Several US citizens barred from leaving Egypt are sheltering at the US embassy in Cairo, the state department says.
Ten foreigners, including six US nationals were stopped from leaving Egypt. Among them is Sam LaHood, son of US Transport Secretary Ray LaHood.
It is unclear if Sam LaHood is among those taking refuge at the US embassy.
The generals who took power after President Hosni Mubarak was deposed last year accuse "foreign hands" of funding protests against their rule.
The foreigners are being held in Egypt during a criminal investigation of US-funded organisations at which they worked. Critics say the inquiry is an attempt to silence critics of the army's crackdown on street unrest.
"We can confirm that a handful of US citizens have opted to stay in the embassy compound in Cairo while waiting for permission to depart Egypt," state department spokeswoman Kate Starr told reporters in Washington on Monday.

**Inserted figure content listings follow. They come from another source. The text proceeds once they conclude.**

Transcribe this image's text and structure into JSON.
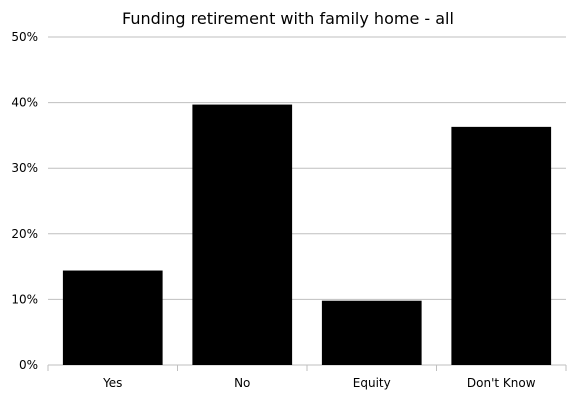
{
  "chart_data": {
    "type": "bar",
    "title": "Funding retirement with family home - all",
    "categories": [
      "Yes",
      "No",
      "Equity",
      "Don't Know"
    ],
    "values": [
      14.4,
      39.7,
      9.8,
      36.3
    ],
    "ylim": [
      0,
      50
    ],
    "yticks": [
      0,
      10,
      20,
      30,
      40,
      50
    ],
    "ytick_labels": [
      "0%",
      "10%",
      "20%",
      "30%",
      "40%",
      "50%"
    ],
    "bar_color": "#000000",
    "grid": true,
    "grid_color": "#bfbfbf",
    "legend": "none"
  }
}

Cairo has faced criticism from Washington over its decision to investigate the activities of a number of civil society organisations operating in Egypt.
The travel ban followed a raid by the Egyptian authorities in December of democracy groups that receive foreign funding.

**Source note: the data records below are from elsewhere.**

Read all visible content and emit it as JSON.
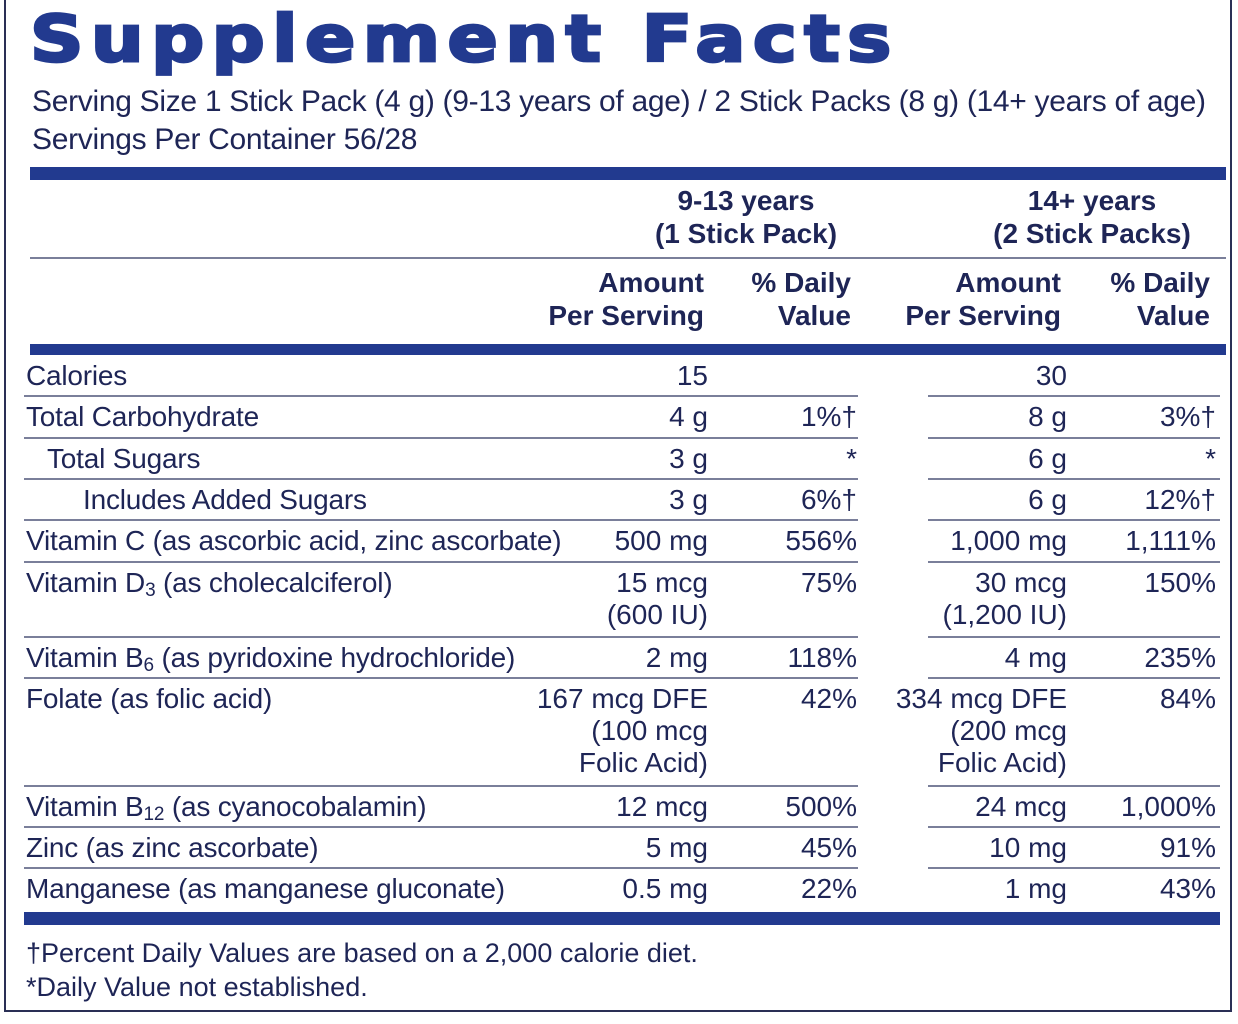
{
  "title": "Supplement Facts",
  "serving_size": "Serving Size 1 Stick Pack (4 g) (9-13 years of age) / 2 Stick Packs (8 g) (14+ years of age)",
  "servings_per_container": "Servings Per Container 56/28",
  "groups": [
    {
      "line1": "9-13 years",
      "line2": "(1 Stick Pack)"
    },
    {
      "line1": "14+ years",
      "line2": "(2 Stick Packs)"
    }
  ],
  "col_headers": {
    "amount_line1": "Amount",
    "amount_line2": "Per Serving",
    "dv_line1": "% Daily",
    "dv_line2": "Value"
  },
  "rows": [
    {
      "name": "Calories",
      "a1": "15",
      "d1": "",
      "a2": "30",
      "d2": ""
    },
    {
      "name": "Total Carbohydrate",
      "a1": "4 g",
      "d1": "1%†",
      "a2": "8 g",
      "d2": "3%†"
    },
    {
      "name": "Total Sugars",
      "a1": "3 g",
      "d1": "*",
      "a2": "6 g",
      "d2": "*"
    },
    {
      "name": "Includes Added Sugars",
      "a1": "3 g",
      "d1": "6%†",
      "a2": "6 g",
      "d2": "12%†"
    },
    {
      "name": "Vitamin C (as ascorbic acid, zinc ascorbate)",
      "a1": "500 mg",
      "d1": "556%",
      "a2": "1,000 mg",
      "d2": "1,111%"
    },
    {
      "name_pre": "Vitamin D",
      "name_sub": "3",
      "name_post": " (as cholecalciferol)",
      "a1_l1": "15 mcg",
      "a1_l2": "(600 IU)",
      "d1": "75%",
      "a2_l1": "30 mcg",
      "a2_l2": "(1,200 IU)",
      "d2": "150%"
    },
    {
      "name_pre": "Vitamin B",
      "name_sub": "6",
      "name_post": " (as pyridoxine hydrochloride)",
      "a1": "2 mg",
      "d1": "118%",
      "a2": "4 mg",
      "d2": "235%"
    },
    {
      "name": "Folate (as folic acid)",
      "a1_l1": "167 mcg DFE",
      "a1_l2": "(100 mcg",
      "a1_l3": "Folic Acid)",
      "d1": "42%",
      "a2_l1": "334 mcg DFE",
      "a2_l2": "(200 mcg",
      "a2_l3": "Folic Acid)",
      "d2": "84%"
    },
    {
      "name_pre": "Vitamin B",
      "name_sub": "12",
      "name_post": " (as cyanocobalamin)",
      "a1": "12 mcg",
      "d1": "500%",
      "a2": "24 mcg",
      "d2": "1,000%"
    },
    {
      "name": "Zinc (as zinc ascorbate)",
      "a1": "5 mg",
      "d1": "45%",
      "a2": "10 mg",
      "d2": "91%"
    },
    {
      "name": "Manganese (as manganese gluconate)",
      "a1": "0.5 mg",
      "d1": "22%",
      "a2": "1 mg",
      "d2": "43%"
    }
  ],
  "footnotes": [
    "†Percent Daily Values are based on a 2,000 calorie diet.",
    "*Daily Value not established."
  ],
  "colors": {
    "brand_blue": "#223a8f",
    "text": "#1e2556",
    "rule": "#7a7f9a"
  }
}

The organisations affected include the International Republican Institute - where Mr LaHood was working - and its sister group the National Democratic Institute.

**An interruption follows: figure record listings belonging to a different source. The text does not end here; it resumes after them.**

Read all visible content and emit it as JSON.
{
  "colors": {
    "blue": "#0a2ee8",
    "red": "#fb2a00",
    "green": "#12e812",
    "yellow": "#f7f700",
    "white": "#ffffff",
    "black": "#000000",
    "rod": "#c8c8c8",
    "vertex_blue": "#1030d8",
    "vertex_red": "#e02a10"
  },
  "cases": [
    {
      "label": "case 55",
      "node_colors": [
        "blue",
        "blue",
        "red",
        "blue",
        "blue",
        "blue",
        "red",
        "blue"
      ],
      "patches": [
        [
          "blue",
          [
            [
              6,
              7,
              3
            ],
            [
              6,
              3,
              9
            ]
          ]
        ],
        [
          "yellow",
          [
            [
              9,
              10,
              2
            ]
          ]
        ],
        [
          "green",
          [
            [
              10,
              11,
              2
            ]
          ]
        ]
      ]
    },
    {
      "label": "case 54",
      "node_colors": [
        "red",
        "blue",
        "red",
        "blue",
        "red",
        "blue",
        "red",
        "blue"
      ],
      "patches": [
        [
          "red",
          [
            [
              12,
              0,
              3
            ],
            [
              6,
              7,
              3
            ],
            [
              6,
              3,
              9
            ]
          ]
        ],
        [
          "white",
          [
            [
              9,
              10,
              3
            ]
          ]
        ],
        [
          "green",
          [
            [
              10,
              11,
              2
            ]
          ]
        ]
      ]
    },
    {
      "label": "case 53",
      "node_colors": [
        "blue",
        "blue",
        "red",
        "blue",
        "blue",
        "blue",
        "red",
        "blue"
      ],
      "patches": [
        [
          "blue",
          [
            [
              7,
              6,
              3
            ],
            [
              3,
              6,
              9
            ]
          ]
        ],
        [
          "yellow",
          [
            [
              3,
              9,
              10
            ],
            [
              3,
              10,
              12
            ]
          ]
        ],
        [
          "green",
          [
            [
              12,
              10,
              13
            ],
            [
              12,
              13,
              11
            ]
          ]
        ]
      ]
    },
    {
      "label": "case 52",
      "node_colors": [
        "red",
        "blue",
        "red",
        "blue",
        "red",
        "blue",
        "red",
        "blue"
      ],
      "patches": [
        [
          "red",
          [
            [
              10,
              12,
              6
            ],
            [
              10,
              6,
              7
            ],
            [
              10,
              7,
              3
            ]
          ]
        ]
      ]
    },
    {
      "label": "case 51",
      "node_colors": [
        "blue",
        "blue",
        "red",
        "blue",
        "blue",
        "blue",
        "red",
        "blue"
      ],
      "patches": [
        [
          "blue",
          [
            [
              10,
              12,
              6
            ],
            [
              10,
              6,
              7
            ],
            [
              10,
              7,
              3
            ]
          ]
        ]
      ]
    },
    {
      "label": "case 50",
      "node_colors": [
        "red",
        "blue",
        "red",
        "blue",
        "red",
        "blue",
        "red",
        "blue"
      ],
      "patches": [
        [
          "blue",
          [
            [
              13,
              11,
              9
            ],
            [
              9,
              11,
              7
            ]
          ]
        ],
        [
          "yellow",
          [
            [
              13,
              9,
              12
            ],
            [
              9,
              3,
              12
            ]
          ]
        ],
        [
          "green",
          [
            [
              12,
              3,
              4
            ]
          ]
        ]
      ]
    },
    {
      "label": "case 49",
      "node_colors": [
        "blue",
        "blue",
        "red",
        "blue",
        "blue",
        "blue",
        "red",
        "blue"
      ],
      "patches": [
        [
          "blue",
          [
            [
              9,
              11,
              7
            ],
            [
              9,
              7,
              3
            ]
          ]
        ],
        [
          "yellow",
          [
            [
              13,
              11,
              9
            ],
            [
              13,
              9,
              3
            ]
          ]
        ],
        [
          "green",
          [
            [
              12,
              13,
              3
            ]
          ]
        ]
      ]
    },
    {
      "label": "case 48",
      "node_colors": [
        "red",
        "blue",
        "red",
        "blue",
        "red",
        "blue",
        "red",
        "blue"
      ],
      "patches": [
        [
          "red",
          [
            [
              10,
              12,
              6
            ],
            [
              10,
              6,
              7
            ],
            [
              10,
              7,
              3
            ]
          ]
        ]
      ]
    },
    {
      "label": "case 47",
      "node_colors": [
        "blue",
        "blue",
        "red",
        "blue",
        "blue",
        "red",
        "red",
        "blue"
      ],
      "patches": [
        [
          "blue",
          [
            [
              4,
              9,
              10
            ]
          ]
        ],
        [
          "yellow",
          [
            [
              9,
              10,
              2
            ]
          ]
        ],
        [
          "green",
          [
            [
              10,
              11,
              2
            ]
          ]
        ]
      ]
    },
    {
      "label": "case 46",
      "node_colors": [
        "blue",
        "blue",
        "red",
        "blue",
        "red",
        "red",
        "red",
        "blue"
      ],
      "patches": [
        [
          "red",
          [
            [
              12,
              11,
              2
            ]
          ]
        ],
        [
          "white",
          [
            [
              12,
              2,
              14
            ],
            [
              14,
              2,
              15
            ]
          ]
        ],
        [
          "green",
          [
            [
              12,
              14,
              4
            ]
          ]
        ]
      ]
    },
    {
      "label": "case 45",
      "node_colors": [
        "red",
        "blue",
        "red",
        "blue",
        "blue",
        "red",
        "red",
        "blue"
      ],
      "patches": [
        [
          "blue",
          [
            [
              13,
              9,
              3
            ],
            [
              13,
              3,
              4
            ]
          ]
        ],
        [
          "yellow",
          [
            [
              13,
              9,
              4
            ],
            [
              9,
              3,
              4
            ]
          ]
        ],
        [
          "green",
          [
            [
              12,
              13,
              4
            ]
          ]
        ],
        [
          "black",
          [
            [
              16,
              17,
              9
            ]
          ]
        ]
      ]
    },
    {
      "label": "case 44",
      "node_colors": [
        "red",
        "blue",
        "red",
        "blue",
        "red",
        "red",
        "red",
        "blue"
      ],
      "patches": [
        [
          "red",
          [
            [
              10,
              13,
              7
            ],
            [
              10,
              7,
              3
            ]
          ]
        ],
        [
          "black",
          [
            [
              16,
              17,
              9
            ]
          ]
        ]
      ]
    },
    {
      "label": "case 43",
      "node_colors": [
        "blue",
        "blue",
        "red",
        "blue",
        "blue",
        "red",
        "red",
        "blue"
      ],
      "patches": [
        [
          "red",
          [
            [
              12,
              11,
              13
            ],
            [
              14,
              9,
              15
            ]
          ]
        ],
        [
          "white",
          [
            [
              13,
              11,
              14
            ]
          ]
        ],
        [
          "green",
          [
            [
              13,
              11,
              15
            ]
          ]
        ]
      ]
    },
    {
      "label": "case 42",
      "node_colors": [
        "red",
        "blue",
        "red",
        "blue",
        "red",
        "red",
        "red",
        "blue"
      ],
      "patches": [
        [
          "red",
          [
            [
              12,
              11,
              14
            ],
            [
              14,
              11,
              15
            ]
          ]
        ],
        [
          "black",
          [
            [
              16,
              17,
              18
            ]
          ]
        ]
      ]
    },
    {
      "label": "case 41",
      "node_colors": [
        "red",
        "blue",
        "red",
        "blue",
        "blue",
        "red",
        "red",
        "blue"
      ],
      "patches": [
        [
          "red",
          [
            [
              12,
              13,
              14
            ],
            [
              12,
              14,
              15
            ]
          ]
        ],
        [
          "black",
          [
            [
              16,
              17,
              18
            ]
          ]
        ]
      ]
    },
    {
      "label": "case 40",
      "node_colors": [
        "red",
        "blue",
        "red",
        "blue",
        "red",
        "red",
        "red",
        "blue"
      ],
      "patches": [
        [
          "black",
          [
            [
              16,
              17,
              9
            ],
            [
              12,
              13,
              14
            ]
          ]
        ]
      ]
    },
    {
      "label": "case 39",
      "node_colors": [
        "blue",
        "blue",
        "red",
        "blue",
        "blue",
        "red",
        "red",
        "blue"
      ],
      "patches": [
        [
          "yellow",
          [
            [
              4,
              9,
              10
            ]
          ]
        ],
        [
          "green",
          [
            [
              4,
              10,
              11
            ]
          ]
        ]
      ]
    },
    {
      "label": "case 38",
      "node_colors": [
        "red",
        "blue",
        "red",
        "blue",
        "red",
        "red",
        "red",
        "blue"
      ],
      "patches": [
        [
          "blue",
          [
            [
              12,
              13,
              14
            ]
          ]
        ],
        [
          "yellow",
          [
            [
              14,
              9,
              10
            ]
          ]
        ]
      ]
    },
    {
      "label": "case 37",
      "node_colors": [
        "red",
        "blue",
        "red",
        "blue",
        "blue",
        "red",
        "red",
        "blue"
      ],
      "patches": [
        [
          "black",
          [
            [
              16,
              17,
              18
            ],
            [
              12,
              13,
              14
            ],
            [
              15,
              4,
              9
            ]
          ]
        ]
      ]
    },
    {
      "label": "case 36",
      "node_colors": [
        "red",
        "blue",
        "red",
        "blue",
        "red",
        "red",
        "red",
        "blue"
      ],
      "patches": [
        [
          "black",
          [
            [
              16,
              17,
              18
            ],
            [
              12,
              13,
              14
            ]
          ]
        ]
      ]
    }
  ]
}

Both of the bodies - which receive US public funding and have links with the Republican and Democratic parties - monitored Egypt's recent parliamentary elections.
In a weekend call to Field Marshal Hussein Tantawi, head of Egypt's ruling military council, US Defense Secretary Leon Panetta urged the travel ban lifted, the Pentagon said.
Washington has warned it could review US aid to Egypt's military, about $1.3bn (£826m) annually, unless it respects non-governmental groups.
US President Barack Obama raised the issue with the field marshal earlier this month during a call when he also discussed Egypt's request for a $3.2bn loan from the IMF.